UFC President Dana White took a big risk Saturday night. For years the war of words has raged between White and what feels at times like the entire boxing establishment. A fledgling boxing promoter, White never made it to the big time. Instead, he and his investors, the billionaire Fertitta family, made the Ultimate Fighting Championship a promotion capable of challenging, and eventually, surpassing the sport of his childhood. So when it comes to the UFC versus boxing, it's personal for White. Very personal.
That's why, when he finally pulled the trigger on his dream confrontation between boxing and mixed martial arts, White knew he had to get it right. Sure, James Toney was on the wrong side of 40. Yes, he was sixty pounds past his best fighting weight. But he was also one of his generation's best boxers. And with a good puncher there is always a chance.
White needed someone who could rise to the occasion. Someone who he knew would come in, fight smart, and make him look like a genius. He also needed a hero, a fighter that could provide balance to Toney's over the top bad guy persona. There was only one man for this job - "The Natural" Randy Couture.
For almost a decade Couture has been able to capture the moment, creating some of the most memorable fights in UFC history. Couture makes every fight seem special. And when the UFC needs a big moment, he delivers.
At UFC 33 the promotion made every mistake in the book. It was their first time back on pay per view nationwide and the show was one of the worst of all-time. The fights got progressively worse as the night went on and not only did the Tito Ortiz main event set new lows for activity and interest, it also went over time causing Zuffa to lose millions when cable companies cut the broadcast in the midst of the main event. Their next show needed to be special. And was it ever. With Couture and his greatest opponent, kickboxer Pedro Rizzo, leading the way, UFC 34 was one of the most spectacular events fans had ever seen. He righted the ship.
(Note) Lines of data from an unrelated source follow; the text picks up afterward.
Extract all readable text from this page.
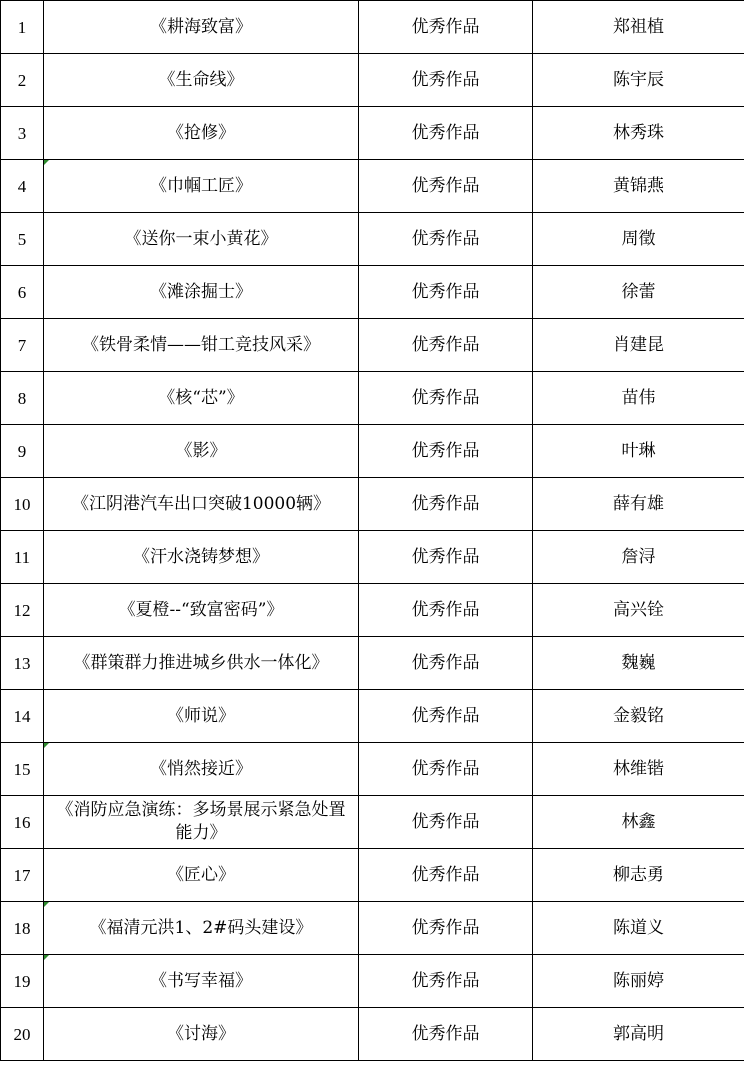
1	《耕海致富》	优秀作品	郑祖植
2	《生命线》	优秀作品	陈宇辰
3	《抢修》	优秀作品	林秀珠
4	《巾帼工匠》	优秀作品	黄锦燕
5	《送你一束小黄花》	优秀作品	周徵
6	《滩涂掘士》	优秀作品	徐蕾
7	《铁骨柔情——钳工竞技风采》	优秀作品	肖建昆
8	《核“芯”》	优秀作品	苗伟
9	《影》	优秀作品	叶琳
10	《江阴港汽车出口突破10000辆》	优秀作品	薛有雄
11	《汗水浇铸梦想》	优秀作品	詹浔
12	《夏橙--“致富密码”》	优秀作品	高兴铨
13	《群策群力推进城乡供水一体化》	优秀作品	魏巍
14	《师说》	优秀作品	金毅铭
15	《悄然接近》	优秀作品	林维锴
16	《消防应急演练：多场景展示紧急处置能力》	优秀作品	林鑫
17	《匠心》	优秀作品	柳志勇
18	《福清元洪1、2#码头建设》	优秀作品	陈道义
19	《书写幸福》	优秀作品	陈丽婷
20	《讨海》	优秀作品	郭高明
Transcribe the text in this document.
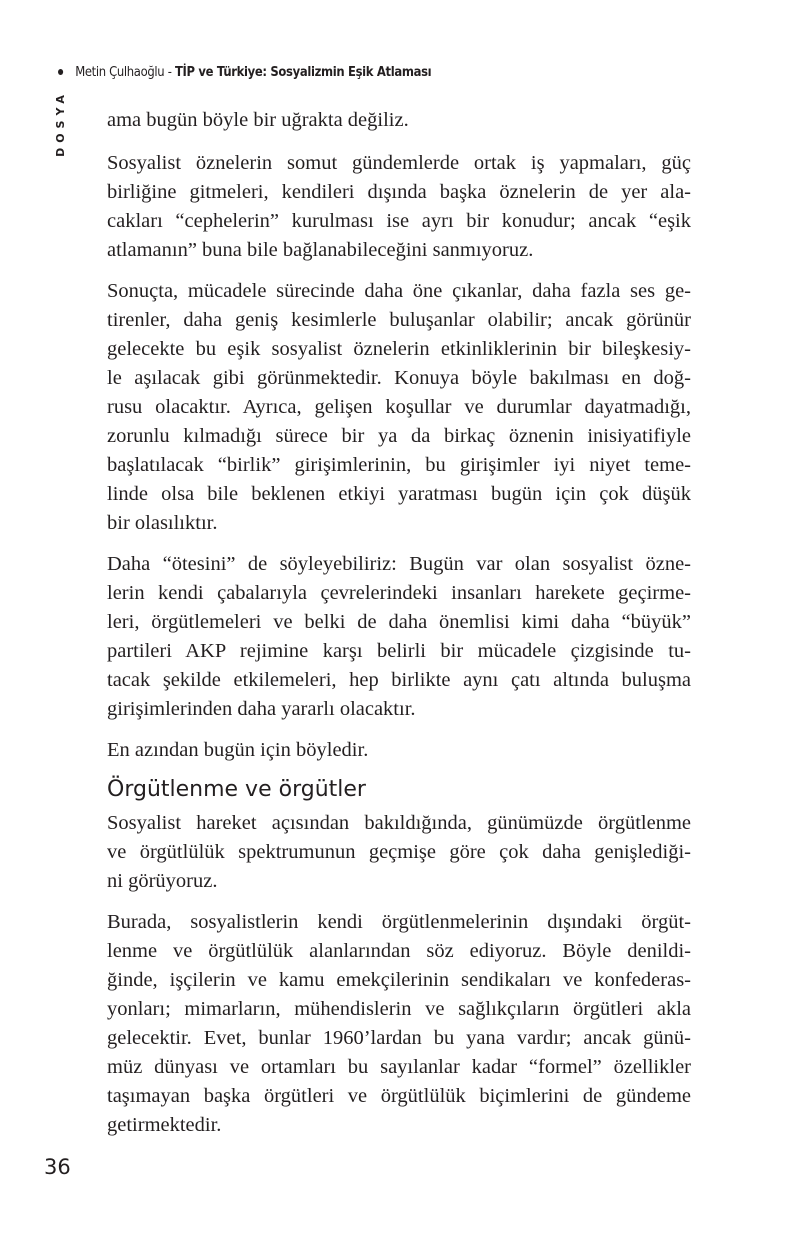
Metin Çulhaoğlu - TİP ve Türkiye: Sosyalizmin Eşik Atlaması
DOSYA ama bugün böyle bir uğrakta değiliz.

Sosyalist öznelerin somut gündemlerde ortak iş yapmaları, güç
birliğine gitmeleri, kendileri dışında başka öznelerin de yer ala-
cakları “cephelerin” kurulması ise ayrı bir konudur; ancak “eşik
atlamanın” buna bile bağlanabileceğini sanmıyoruz.

Sonuçta, mücadele sürecinde daha öne çıkanlar, daha fazla ses ge-
tirenler, daha geniş kesimlerle buluşanlar olabilir; ancak görünür
gelecekte bu eşik sosyalist öznelerin etkinliklerinin bir bileşkesiy-
le aşılacak gibi görünmektedir. Konuya böyle bakılması en doğ-
rusu olacaktır. Ayrıca, gelişen koşullar ve durumlar dayatmadığı,
zorunlu kılmadığı sürece bir ya da birkaç öznenin inisiyatifiyle
başlatılacak “birlik” girişimlerinin, bu girişimler iyi niyet teme-
linde olsa bile beklenen etkiyi yaratması bugün için çok düşük
bir olasılıktır.

Daha “ötesini” de söyleyebiliriz: Bugün var olan sosyalist özne-
lerin kendi çabalarıyla çevrelerindeki insanları harekete geçirme-
leri, örgütlemeleri ve belki de daha önemlisi kimi daha “büyük”
partileri AKP rejimine karşı belirli bir mücadele çizgisinde tu-
tacak şekilde etkilemeleri, hep birlikte aynı çatı altında buluşma
girişimlerinden daha yararlı olacaktır.

En azından bugün için böyledir.

Örgütlenme ve örgütler

Sosyalist hareket açısından bakıldığında, günümüzde örgütlenme
ve örgütlülük spektrumunun geçmişe göre çok daha genişlediği-
ni görüyoruz.

Burada, sosyalistlerin kendi örgütlenmelerinin dışındaki örgüt-
lenme ve örgütlülük alanlarından söz ediyoruz. Böyle denildi-
ğinde, işçilerin ve kamu emekçilerinin sendikaları ve konfederas-
yonları; mimarların, mühendislerin ve sağlıkçıların örgütleri akla
gelecektir. Evet, bunlar 1960’lardan bu yana vardır; ancak günü-
müz dünyası ve ortamları bu sayılanlar kadar “formel” özellikler
taşımayan başka örgütleri ve örgütlülük biçimlerini de gündeme
getirmektedir.

36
The Couture highlight reel doubles as an archive of the UFC's best moments. Couture has a knack for creating art; the Octagon is his tapestry. The huge double leg on Chuck Liddell at UFC 43. Spanking Ortiz at UFC 44. The amazing punch that floored the mammoth Tim Sylvia. His epic battle with fellow warrior Antonio Rodrigo Nogueira. Even in defeat, he does things the right way. He could have complained about a vicious eye poke that led to a Liddell knockout win. He took the high road. If the unthinkable had happened, if Toney had floored him with a punch, if the cage had filled with hooligans - Couture would have done the right thing.
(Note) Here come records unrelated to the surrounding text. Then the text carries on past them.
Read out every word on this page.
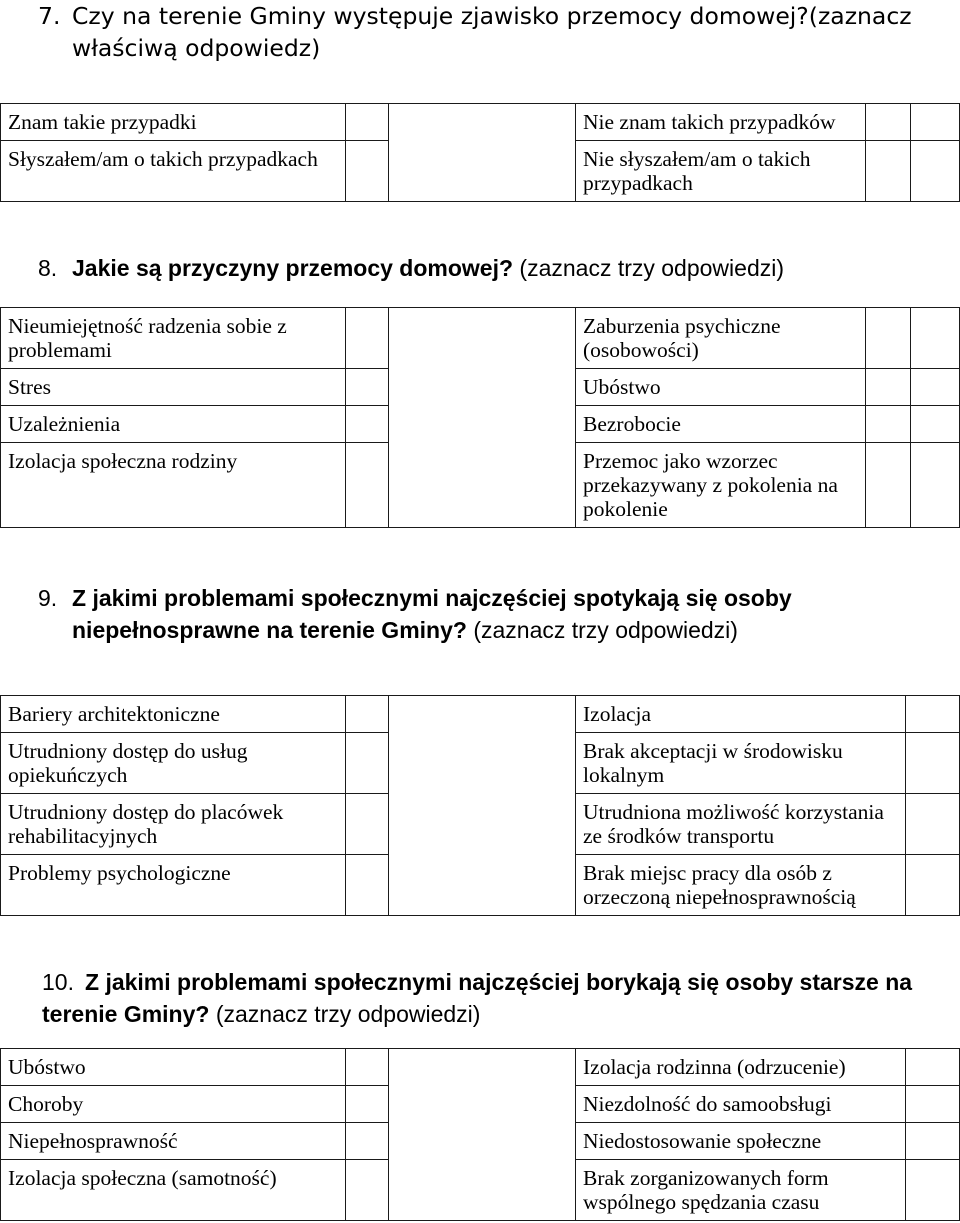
7. Czy na terenie Gminy występuje zjawisko przemocy domowej?(zaznacz
właściwą odpowiedz)
Znam takie przypadki			Nie znam takich przypadków		
Słyszałem/am o takich przypadkach			Nie słyszałem/am o takich przypadkach		
8. Jakie są przyczyny przemocy domowej? (zaznacz trzy odpowiedzi)
Nieumiejętność radzenia sobie z problemami			Zaburzenia psychiczne (osobowości)		
Stres			Ubóstwo		
Uzależnienia			Bezrobocie		
Izolacja społeczna rodziny			Przemoc jako wzorzec przekazywany z pokolenia na pokolenie		
9. Z jakimi problemami społecznymi najczęściej spotykają się osoby
niepełnosprawne na terenie Gminy? (zaznacz trzy odpowiedzi)
Bariery architektoniczne			Izolacja	
Utrudniony dostęp do usług opiekuńczych			Brak akceptacji w środowisku lokalnym	
Utrudniony dostęp do placówek rehabilitacyjnych			Utrudniona możliwość korzystania ze środków transportu	
Problemy psychologiczne			Brak miejsc pracy dla osób z orzeczoną niepełnosprawnością	
10. Z jakimi problemami społecznymi najczęściej borykają się osoby starsze na
terenie Gminy? (zaznacz trzy odpowiedzi)
Ubóstwo			Izolacja rodzinna (odrzucenie)	
Choroby			Niezdolność do samoobsługi	
Niepełnosprawność			Niedostosowanie społeczne	
Izolacja społeczna (samotność)			Brak zorganizowanych form wspólnego spędzania czasu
What's next for Couture is anyone's guess. White suggested that the legend would return to light heavyweight. At an incredibly fit and sculpted 220 pounds, that seems like the right move. Trapped underneath the massive Brock Lesnar or trading punches with a swollen Shane Carwin is no way to ease into retirement. Finding the right fight will be troublesome for matchmaker Joe Silva. Couture deserves to fight an opponent worthy of his talents. He's earned that. And, one thing is certain. When the time comes to fight again, Couture will deliver, will find away to give us that instant of action that takes our breath away. Of course he will. He's Randy Couture.